Sports Analytics Framework in Python (Part-1)

A data-driven system to make smarter bets

Yavuz Selim Sefunc
Analytics Vidhya
4 min readDec 29, 2020

--

Photo by Thomas Serer on Unsplash

Football is the most popular sport worldwide. It is a global game that connects almost every single person on the planet. It has been a part of my life since I was a child. I’ve watched almost every match so far.

Over the last couple of months, I have been working on a project called betting analytics on sports (football) matches. I want to implement a simple betting framework in Python. It has two parts which are data-preprocessing and exploratory data analysis. (Part- 2) In this part, I want to go through how to preprocess the football data turn into action.

What is the Sport (Betting) Analytics and use cases?

Sports analytics is actually a broad field and there are a lot of different types of roles that a sports analytics professional can have. I want to touch between data analysis and betting analytics.

Finding a dataset

It can be quite hard to find a specific football matches dataset but, I found that there is a website that provides fresh and historical football results which include 27 season results and 20 season match stats “http://football-data.co.uk/data.php”. All word leagues are available.

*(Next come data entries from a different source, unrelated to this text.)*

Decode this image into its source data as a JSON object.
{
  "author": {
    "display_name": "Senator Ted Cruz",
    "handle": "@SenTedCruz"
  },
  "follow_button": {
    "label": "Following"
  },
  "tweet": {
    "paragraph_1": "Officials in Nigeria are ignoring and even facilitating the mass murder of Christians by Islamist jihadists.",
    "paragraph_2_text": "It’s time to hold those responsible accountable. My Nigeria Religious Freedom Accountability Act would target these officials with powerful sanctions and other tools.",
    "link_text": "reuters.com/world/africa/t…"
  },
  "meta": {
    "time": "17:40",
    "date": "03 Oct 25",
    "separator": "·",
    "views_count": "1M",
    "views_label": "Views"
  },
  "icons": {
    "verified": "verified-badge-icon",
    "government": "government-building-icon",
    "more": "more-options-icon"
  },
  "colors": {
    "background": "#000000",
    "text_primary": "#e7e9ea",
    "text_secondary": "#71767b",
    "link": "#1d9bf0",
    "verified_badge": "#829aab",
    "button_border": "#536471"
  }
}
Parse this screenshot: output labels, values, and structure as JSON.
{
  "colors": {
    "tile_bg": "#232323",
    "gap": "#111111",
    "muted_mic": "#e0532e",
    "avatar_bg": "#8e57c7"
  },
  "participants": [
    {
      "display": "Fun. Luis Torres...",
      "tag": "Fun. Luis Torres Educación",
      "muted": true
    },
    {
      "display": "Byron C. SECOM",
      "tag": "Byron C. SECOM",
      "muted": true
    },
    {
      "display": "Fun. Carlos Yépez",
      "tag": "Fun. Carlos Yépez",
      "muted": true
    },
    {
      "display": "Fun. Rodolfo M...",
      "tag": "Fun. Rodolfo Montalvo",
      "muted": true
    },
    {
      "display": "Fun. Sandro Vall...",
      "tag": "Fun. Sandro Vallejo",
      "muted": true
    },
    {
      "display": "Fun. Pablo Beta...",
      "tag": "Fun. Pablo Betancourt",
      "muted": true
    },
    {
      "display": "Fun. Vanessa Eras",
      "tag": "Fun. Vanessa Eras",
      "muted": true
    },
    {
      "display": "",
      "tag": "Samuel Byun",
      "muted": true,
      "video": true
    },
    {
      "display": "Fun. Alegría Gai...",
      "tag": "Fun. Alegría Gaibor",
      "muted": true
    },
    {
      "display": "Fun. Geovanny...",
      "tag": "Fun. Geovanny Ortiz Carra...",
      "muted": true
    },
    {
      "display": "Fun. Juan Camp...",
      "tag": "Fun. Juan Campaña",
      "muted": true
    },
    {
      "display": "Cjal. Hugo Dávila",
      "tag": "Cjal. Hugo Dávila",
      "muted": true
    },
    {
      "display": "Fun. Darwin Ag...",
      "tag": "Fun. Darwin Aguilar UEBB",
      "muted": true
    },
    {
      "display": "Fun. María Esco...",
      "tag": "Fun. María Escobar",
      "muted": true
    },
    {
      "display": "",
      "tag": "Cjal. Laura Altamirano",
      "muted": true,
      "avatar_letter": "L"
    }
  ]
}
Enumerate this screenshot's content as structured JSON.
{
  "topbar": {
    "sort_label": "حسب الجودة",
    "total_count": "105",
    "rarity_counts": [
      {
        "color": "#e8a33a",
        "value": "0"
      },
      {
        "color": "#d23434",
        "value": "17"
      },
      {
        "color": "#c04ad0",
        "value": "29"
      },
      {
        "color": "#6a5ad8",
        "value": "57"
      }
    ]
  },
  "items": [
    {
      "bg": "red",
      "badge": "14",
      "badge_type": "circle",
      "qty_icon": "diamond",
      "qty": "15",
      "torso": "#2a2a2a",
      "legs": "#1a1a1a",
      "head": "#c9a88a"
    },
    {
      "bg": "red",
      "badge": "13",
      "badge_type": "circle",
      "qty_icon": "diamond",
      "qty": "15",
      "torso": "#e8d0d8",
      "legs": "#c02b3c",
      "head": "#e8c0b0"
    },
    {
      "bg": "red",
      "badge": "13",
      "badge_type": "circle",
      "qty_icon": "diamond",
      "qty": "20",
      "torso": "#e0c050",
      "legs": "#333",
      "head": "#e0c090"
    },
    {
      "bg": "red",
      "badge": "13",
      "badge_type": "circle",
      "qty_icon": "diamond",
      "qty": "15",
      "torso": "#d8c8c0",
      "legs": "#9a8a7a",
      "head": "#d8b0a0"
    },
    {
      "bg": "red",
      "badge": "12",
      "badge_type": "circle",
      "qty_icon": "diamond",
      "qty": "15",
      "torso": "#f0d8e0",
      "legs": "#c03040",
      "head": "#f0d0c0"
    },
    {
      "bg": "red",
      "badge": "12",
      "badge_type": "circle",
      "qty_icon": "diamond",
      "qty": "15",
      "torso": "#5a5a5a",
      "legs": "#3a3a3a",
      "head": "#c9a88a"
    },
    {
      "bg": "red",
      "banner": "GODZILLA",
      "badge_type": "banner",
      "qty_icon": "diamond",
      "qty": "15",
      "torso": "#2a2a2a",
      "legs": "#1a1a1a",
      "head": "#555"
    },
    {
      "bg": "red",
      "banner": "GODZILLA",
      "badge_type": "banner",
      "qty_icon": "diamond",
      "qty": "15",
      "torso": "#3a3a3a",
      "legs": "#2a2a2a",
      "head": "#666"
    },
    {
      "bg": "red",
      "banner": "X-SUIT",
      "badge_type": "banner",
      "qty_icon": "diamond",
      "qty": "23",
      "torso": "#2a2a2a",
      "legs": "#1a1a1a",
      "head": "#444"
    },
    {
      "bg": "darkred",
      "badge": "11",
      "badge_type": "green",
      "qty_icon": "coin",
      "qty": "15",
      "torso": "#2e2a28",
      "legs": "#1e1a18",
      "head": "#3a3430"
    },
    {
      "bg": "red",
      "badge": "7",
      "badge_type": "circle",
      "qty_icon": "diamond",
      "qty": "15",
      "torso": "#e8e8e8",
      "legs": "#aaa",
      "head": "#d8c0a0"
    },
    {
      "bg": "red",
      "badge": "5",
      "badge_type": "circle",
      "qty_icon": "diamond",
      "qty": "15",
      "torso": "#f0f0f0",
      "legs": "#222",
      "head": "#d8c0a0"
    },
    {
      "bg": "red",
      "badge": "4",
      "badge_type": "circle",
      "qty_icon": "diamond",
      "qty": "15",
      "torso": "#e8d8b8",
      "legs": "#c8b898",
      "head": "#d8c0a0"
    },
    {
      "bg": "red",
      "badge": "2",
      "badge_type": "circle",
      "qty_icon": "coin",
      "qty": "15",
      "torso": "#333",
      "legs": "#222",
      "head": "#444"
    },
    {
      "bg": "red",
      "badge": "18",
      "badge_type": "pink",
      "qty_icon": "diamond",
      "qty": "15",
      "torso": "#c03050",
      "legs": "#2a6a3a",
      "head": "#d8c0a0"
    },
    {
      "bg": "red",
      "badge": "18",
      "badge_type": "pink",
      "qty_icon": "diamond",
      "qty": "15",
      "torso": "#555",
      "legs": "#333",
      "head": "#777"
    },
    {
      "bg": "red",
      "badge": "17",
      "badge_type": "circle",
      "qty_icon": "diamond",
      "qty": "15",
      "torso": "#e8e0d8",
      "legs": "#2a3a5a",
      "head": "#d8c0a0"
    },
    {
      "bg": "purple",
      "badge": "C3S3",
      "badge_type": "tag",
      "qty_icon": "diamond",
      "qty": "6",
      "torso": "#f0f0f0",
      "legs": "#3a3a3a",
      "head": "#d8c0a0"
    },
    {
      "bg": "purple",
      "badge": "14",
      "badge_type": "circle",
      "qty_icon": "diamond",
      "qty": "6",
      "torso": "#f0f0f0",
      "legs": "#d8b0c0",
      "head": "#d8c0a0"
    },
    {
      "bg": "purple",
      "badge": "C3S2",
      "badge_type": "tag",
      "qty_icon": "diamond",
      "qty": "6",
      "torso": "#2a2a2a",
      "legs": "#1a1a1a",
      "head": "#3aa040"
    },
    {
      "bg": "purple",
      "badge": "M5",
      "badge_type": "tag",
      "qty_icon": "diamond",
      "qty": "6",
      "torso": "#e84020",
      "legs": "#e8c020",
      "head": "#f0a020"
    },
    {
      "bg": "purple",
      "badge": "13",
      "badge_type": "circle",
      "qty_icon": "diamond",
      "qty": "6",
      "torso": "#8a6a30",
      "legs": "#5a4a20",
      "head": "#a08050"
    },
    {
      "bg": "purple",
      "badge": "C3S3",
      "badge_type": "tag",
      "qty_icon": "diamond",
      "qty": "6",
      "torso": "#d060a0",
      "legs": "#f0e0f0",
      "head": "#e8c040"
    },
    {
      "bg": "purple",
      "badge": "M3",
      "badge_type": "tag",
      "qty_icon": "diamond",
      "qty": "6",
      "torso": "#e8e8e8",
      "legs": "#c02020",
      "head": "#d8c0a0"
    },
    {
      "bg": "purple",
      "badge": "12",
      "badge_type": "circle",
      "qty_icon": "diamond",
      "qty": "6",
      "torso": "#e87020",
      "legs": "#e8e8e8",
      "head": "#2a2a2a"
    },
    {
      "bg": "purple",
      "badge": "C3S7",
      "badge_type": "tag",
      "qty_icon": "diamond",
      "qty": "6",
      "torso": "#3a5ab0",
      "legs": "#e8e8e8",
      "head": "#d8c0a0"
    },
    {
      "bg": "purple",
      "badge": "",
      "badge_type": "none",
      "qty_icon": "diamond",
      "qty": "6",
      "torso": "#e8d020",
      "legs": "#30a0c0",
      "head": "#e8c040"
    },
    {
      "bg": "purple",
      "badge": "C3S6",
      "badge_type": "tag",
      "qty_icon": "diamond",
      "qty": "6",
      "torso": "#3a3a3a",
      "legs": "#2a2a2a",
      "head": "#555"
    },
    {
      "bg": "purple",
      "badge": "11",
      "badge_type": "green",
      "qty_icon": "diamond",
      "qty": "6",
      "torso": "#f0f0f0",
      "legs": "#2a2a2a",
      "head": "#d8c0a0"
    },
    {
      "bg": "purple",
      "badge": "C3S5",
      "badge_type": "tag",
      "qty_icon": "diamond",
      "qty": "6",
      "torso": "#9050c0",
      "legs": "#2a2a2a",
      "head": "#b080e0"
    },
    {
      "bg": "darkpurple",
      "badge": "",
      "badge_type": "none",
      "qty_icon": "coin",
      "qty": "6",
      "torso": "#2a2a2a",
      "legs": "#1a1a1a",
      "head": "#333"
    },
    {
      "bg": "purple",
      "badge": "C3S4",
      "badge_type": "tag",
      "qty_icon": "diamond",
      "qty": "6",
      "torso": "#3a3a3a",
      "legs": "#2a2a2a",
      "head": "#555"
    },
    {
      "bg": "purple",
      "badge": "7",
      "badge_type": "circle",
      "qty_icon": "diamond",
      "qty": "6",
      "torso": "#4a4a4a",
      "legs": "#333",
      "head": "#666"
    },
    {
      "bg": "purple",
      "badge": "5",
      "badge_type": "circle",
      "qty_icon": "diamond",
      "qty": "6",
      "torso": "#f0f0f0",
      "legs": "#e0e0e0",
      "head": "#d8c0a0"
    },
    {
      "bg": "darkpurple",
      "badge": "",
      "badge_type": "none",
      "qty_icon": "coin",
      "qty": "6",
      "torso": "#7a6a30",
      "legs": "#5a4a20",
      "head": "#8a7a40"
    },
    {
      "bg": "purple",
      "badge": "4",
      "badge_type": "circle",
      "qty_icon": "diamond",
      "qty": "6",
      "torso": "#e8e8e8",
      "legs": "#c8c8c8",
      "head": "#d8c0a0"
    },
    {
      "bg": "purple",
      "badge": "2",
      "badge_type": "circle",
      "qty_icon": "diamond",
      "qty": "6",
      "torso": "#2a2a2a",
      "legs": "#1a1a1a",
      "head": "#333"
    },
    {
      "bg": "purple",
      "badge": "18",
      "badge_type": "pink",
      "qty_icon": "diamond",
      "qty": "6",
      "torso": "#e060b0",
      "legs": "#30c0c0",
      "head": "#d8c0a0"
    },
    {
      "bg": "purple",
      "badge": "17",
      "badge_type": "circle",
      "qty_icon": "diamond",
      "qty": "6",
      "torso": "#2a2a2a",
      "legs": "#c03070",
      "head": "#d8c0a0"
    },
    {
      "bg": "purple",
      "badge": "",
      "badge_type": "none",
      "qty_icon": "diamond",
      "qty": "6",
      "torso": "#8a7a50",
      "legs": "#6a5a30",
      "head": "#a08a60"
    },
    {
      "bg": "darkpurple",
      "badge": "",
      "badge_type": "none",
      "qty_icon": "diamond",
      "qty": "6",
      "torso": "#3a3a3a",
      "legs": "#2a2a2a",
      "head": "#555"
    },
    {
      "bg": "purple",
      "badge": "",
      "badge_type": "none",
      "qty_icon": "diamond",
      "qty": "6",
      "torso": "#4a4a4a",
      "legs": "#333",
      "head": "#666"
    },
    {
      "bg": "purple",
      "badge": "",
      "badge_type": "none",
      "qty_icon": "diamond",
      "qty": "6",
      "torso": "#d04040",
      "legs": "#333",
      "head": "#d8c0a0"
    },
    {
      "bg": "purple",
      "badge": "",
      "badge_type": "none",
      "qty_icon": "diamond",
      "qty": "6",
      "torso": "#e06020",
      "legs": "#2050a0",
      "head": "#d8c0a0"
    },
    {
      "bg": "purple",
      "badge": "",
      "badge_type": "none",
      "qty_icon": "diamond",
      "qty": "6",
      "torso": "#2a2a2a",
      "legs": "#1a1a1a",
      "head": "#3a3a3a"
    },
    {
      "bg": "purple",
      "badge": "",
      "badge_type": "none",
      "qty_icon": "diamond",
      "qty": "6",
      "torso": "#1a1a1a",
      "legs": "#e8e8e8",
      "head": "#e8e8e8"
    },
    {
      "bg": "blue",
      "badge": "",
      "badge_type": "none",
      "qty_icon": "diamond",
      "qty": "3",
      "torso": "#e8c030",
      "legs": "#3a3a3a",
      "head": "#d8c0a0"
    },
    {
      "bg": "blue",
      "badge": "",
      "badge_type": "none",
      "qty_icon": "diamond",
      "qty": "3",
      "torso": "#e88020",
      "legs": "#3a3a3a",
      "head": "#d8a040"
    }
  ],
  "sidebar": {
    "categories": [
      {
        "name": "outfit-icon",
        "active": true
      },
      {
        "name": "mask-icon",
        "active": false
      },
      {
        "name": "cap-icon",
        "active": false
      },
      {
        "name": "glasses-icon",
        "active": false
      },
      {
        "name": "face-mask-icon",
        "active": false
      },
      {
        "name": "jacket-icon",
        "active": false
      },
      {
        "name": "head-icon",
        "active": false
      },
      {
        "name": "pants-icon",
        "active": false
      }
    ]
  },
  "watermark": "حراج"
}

The datasets have 22 variables. Only the English premier league has a referee column. The data dictionary has “http://football-data.co.uk/notes.txt.”. Some variable dictionary table are below;

  • FTHG = Full-Time Home Team Goals
  • FTAG = Full-Time Away Team Goals
  • FTR = Full-Time Result (H=Home Win, D=Draw, A=Away Win)
  • HS = Home Team Shots
  • HST = Home Team Shots on Target
Example dataset from Premier League (1)

The most popular type of bets on football, the aim of which is to predict the final result of the match, either the win of the home team (1), a draw (X), or the win for the guests (2). But, now you have lots of options to play. I made a popular listed below. For example, An over/under 2.5 goals bet is placed on the 2.5 goals market. This is where you select one of two things to happen, under 2.5 goals means two goals or less, over 2.5 goals means three goals or more.

Coding part

I can show some examples of how to code bet options such as making statistical under/over 2.5 goals half or Final, mutual goals, MS_1_under_1_5, and change to the numeric column for each team strategy.

Data preprocess part (2)

You can apply the same format coding. 59 variables are creating. After the preprocess dataset, the below gif is creating.

dataset gif (3)

Team Analysis Part

After the data wrangling completed, creating a function called the name is “probability”. It is a function that creates an information card for each team. These functions show the percentage of the win-lose draw and other bet options in detail. You can find a percentage of types of bets with a sorted style.

Ipywidgets are interactive HTML widgets for Jupyter notebooks which easy access to information. Users gain control of their data and can visualize changes in the data. I have a slider and dropdown menu with a team list you can manage easily.

Implementing information card for each team (4)
Sample dashboard (5)

When you run the code, you will see ipywidgets at end of the code;

  • The first option is that 1(home) 2(away) 3(all matches) analysis.
  • Choose your first team analyze
  • Choose your second team analyze
  • Finally, you see both team results to analyze deciding which one best option is bet. The gif below explains how the system works.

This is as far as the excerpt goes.